Engage the customer: Economic downturns can offer excellent opportunities for brands to engage customers in innovative ways. As customers are cutting down on consumption, brands can initiate measures that take customers mind off the difficulties of consumption and focuses on the worthy features of the brand. Such situations can prove to good times to initiate procedures to co-create value with customers.

A slightly related example is that Singapore Airlines' strategy during the deadly SARS that hit South East Asia. When customers were very scared of flying and airlines were flying their flight nearly empty, Singapore Airlines (SIA) started offering very innovative vacation packages. Such innovative options used to engage the customers helped SIA to minimize its losses. But more importantly, such measures ensured that SIA was successful in protecting its brand image and brand equity.

Create excitement in customer experiences: Brands should use all of their strategic arsenal to create exciting interactions with the customers. Such initiatives can range from special deals to surprise the customers, product bundling to enhance value, promotions with creative alliances (such as with celebrities, traveling etc) to rewarding customers for their loyalty through special gifts, brand credit and so on.

Such initiatives not only take the focus off of price but also reiterate the brands' commitment to engage and value customer patronage.

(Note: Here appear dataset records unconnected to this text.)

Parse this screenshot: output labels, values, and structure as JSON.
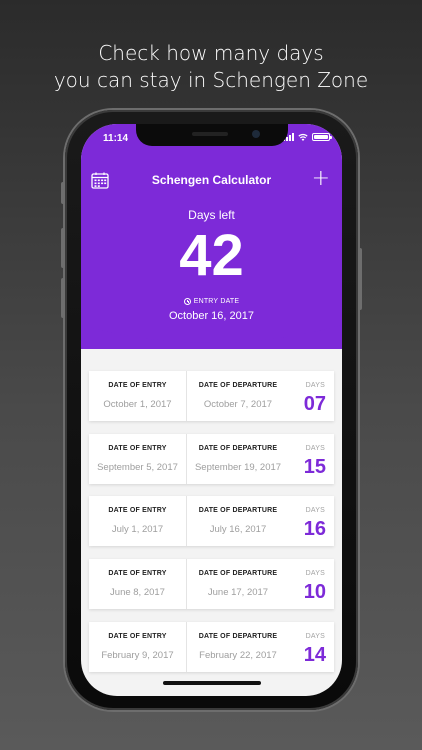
{
  "caption": {
    "line1": "Check how many days",
    "line2": "you can stay in Schengen Zone"
  },
  "status_bar": {
    "time": "11:14"
  },
  "header": {
    "title": "Schengen Calculator",
    "calendar_icon": "calendar-icon",
    "add_icon": "+",
    "days_left_label": "Days left",
    "days_left_value": "42",
    "entry_date_label": "ENTRY DATE",
    "entry_date_value": "October 16, 2017"
  },
  "colors": {
    "accent": "#7d2ad8"
  },
  "trips": [
    {
      "entry_label": "DATE OF ENTRY",
      "entry_date": "October 1, 2017",
      "departure_label": "DATE OF DEPARTURE",
      "departure_date": "October 7, 2017",
      "days_label": "DAYS",
      "days": "07"
    },
    {
      "entry_label": "DATE OF ENTRY",
      "entry_date": "September 5, 2017",
      "departure_label": "DATE OF DEPARTURE",
      "departure_date": "September 19, 2017",
      "days_label": "DAYS",
      "days": "15"
    },
    {
      "entry_label": "DATE OF ENTRY",
      "entry_date": "July 1, 2017",
      "departure_label": "DATE OF DEPARTURE",
      "departure_date": "July 16, 2017",
      "days_label": "DAYS",
      "days": "16"
    },
    {
      "entry_label": "DATE OF ENTRY",
      "entry_date": "June 8, 2017",
      "departure_label": "DATE OF DEPARTURE",
      "departure_date": "June 17, 2017",
      "days_label": "DAYS",
      "days": "10"
    },
    {
      "entry_label": "DATE OF ENTRY",
      "entry_date": "February 9, 2017",
      "departure_label": "DATE OF DEPARTURE",
      "departure_date": "February 22, 2017",
      "days_label": "DAYS",
      "days": "14"
    }
  ]
}
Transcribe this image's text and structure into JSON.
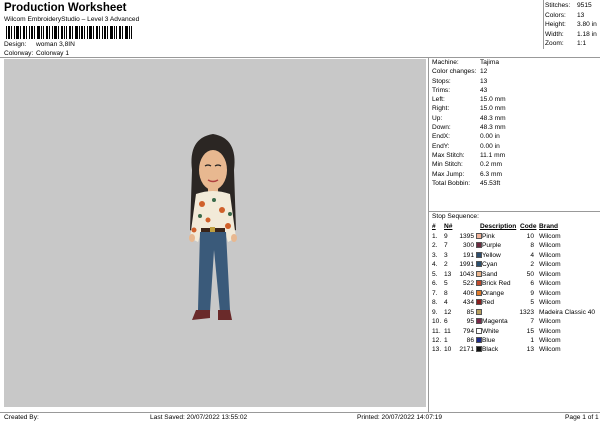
{
  "header": {
    "title": "Production Worksheet",
    "subtitle": "Wilcom EmbroideryStudio – Level 3 Advanced",
    "design_label": "Design:",
    "design_value": "woman 3,8IN",
    "colorway_label": "Colorway:",
    "colorway_value": "Colorway 1"
  },
  "summary": [
    {
      "label": "Stitches:",
      "value": "9515"
    },
    {
      "label": "Colors:",
      "value": "13"
    },
    {
      "label": "Height:",
      "value": "3.80 in"
    },
    {
      "label": "Width:",
      "value": "1.18 in"
    },
    {
      "label": "Zoom:",
      "value": "1:1"
    }
  ],
  "machine_info": [
    {
      "label": "Machine:",
      "value": "Tajima"
    },
    {
      "label": "Color changes:",
      "value": "12"
    },
    {
      "label": "Stops:",
      "value": "13"
    },
    {
      "label": "Trims:",
      "value": "43"
    },
    {
      "label": "Left:",
      "value": "15.0 mm"
    },
    {
      "label": "Right:",
      "value": "15.0 mm"
    },
    {
      "label": "Up:",
      "value": "48.3 mm"
    },
    {
      "label": "Down:",
      "value": "48.3 mm"
    },
    {
      "label": "EndX:",
      "value": "0.00 in"
    },
    {
      "label": "EndY:",
      "value": "0.00 in"
    },
    {
      "label": "Max Stitch:",
      "value": "11.1 mm"
    },
    {
      "label": "Min Stitch:",
      "value": "0.2 mm"
    },
    {
      "label": "Max Jump:",
      "value": "6.3 mm"
    },
    {
      "label": "Total Bobbin:",
      "value": "45.53ft"
    }
  ],
  "stop_sequence": {
    "title": "Stop Sequence:",
    "headers": {
      "num": "#",
      "n": "N#",
      "desc": "Description",
      "code": "Code",
      "brand": "Brand"
    },
    "rows": [
      {
        "num": "1.",
        "n": "9",
        "stitches": "1395",
        "color": "#f2b49a",
        "desc": "Pink",
        "code": "10",
        "brand": "Wilcom"
      },
      {
        "num": "2.",
        "n": "7",
        "stitches": "300",
        "color": "#6b2a3f",
        "desc": "Purple",
        "code": "8",
        "brand": "Wilcom"
      },
      {
        "num": "3.",
        "n": "3",
        "stitches": "191",
        "color": "#2e4e6e",
        "desc": "Yellow",
        "code": "4",
        "brand": "Wilcom"
      },
      {
        "num": "4.",
        "n": "2",
        "stitches": "1991",
        "color": "#2b4f6e",
        "desc": "Cyan",
        "code": "2",
        "brand": "Wilcom"
      },
      {
        "num": "5.",
        "n": "13",
        "stitches": "1043",
        "color": "#e8b48c",
        "desc": "Sand",
        "code": "50",
        "brand": "Wilcom"
      },
      {
        "num": "6.",
        "n": "5",
        "stitches": "522",
        "color": "#c04a2a",
        "desc": "Brick Red",
        "code": "6",
        "brand": "Wilcom"
      },
      {
        "num": "7.",
        "n": "8",
        "stitches": "406",
        "color": "#e07a2a",
        "desc": "Orange",
        "code": "9",
        "brand": "Wilcom"
      },
      {
        "num": "8.",
        "n": "4",
        "stitches": "434",
        "color": "#8a1e1e",
        "desc": "Red",
        "code": "5",
        "brand": "Wilcom"
      },
      {
        "num": "9.",
        "n": "12",
        "stitches": "85",
        "color": "#b8a060",
        "desc": "",
        "code": "1323",
        "brand": "Madeira Classic 40"
      },
      {
        "num": "10.",
        "n": "6",
        "stitches": "95",
        "color": "#7a2a4a",
        "desc": "Magenta",
        "code": "7",
        "brand": "Wilcom"
      },
      {
        "num": "11.",
        "n": "11",
        "stitches": "794",
        "color": "#ffffff",
        "desc": "White",
        "code": "15",
        "brand": "Wilcom"
      },
      {
        "num": "12.",
        "n": "1",
        "stitches": "86",
        "color": "#1e2a8a",
        "desc": "Blue",
        "code": "1",
        "brand": "Wilcom"
      },
      {
        "num": "13.",
        "n": "10",
        "stitches": "2171",
        "color": "#111111",
        "desc": "Black",
        "code": "13",
        "brand": "Wilcom"
      }
    ]
  },
  "footer": {
    "created_by": "Created By:",
    "last_saved": "Last Saved: 20/07/2022 13:55:02",
    "printed": "Printed: 20/07/2022 14:07:19",
    "page": "Page 1 of 1"
  }
}
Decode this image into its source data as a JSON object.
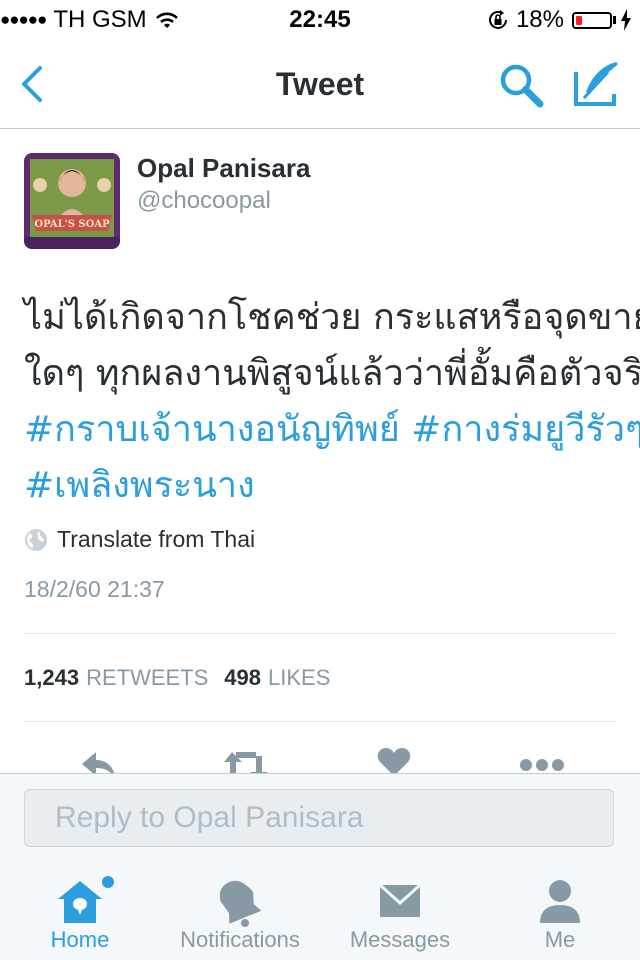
{
  "status_bar": {
    "signal": "●●●●●",
    "carrier": "TH GSM",
    "time": "22:45",
    "battery_pct": "18%",
    "battery_level": 0.18
  },
  "nav": {
    "title": "Tweet"
  },
  "tweet": {
    "author_name": "Opal Panisara",
    "author_handle": "@chocoopal",
    "text_line_1": "ไม่ได้เกิดจากโชคช่วย กระแสหรือจุดขาย",
    "text_line_2": "ใดๆ ทุกผลงานพิสูจน์แล้วว่าพี่อั้มคือตัวจริง",
    "hashtag_1": "#กราบเจ้านางอนัญทิพย์",
    "hashtag_2": "#กางร่มยูวีรัวๆ",
    "hashtag_3": "#เพลิงพระนาง",
    "translate_label": "Translate from Thai",
    "timestamp": "18/2/60 21:37",
    "retweets_count": "1,243",
    "retweets_label": "RETWEETS",
    "likes_count": "498",
    "likes_label": "LIKES"
  },
  "reply": {
    "placeholder": "Reply to Opal Panisara"
  },
  "tabs": [
    {
      "label": "Home",
      "icon": "home-icon",
      "active": true
    },
    {
      "label": "Notifications",
      "icon": "bell-icon",
      "active": false
    },
    {
      "label": "Messages",
      "icon": "envelope-icon",
      "active": false
    },
    {
      "label": "Me",
      "icon": "person-icon",
      "active": false
    }
  ],
  "colors": {
    "accent": "#2b9ee0",
    "secondary_text": "#8899a6",
    "battery_low": "#ff1e1e"
  }
}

Such initiatives also allow companies to experiment with new steps. For example, recently Starbucks advertised that customers who volunteered for local community work for two hours would receive a free coffee. What is interesting about this initiative is that this was not a corporate level initiative but rather a local initiative that a couple of stores in one city undertook. Such initiatives not only enhance the brand image in the eyes of the customers, but also create additional reasons for the customers to continue to patronize the brand.

Offer customers viable options: Market conditions during such economic turmoil also offers brands opportunities to test waters with some new offerings, which can be different product variants, new products, new service offers through brand alliances and so on. Brand can experiment using a distribution channel such as Wal-Mart for example, to reach broader customer segments.

Such new options serve two purposes. First, they allow the brand to carry out pilot studies of such new offerings in the market, gather customer reaction and test its own competence in the new situations. Second, and more importantly, such initiatives sends a very strong signal to customers that the brand cares about the dire economic conditions and that the brand is trying to reach out to the customers by creating new options for them. Creation of such goodwill will not only help earn customer loyalty in the present time but also will help companies to cement such relationships when the economy bounces back and customers start evaluating their options.

Conclusion
Branding is not viable only in thriving economic conditions but is also a very viable strategy during economic downturns. All those who have announced the demise of branding because of the global economic meltdown may after all be surprised by the staying power of global brands. By building on the platform of superior value propositions, enriching interactions and enjoyable experiences, brands have established a very strong relationship with customers.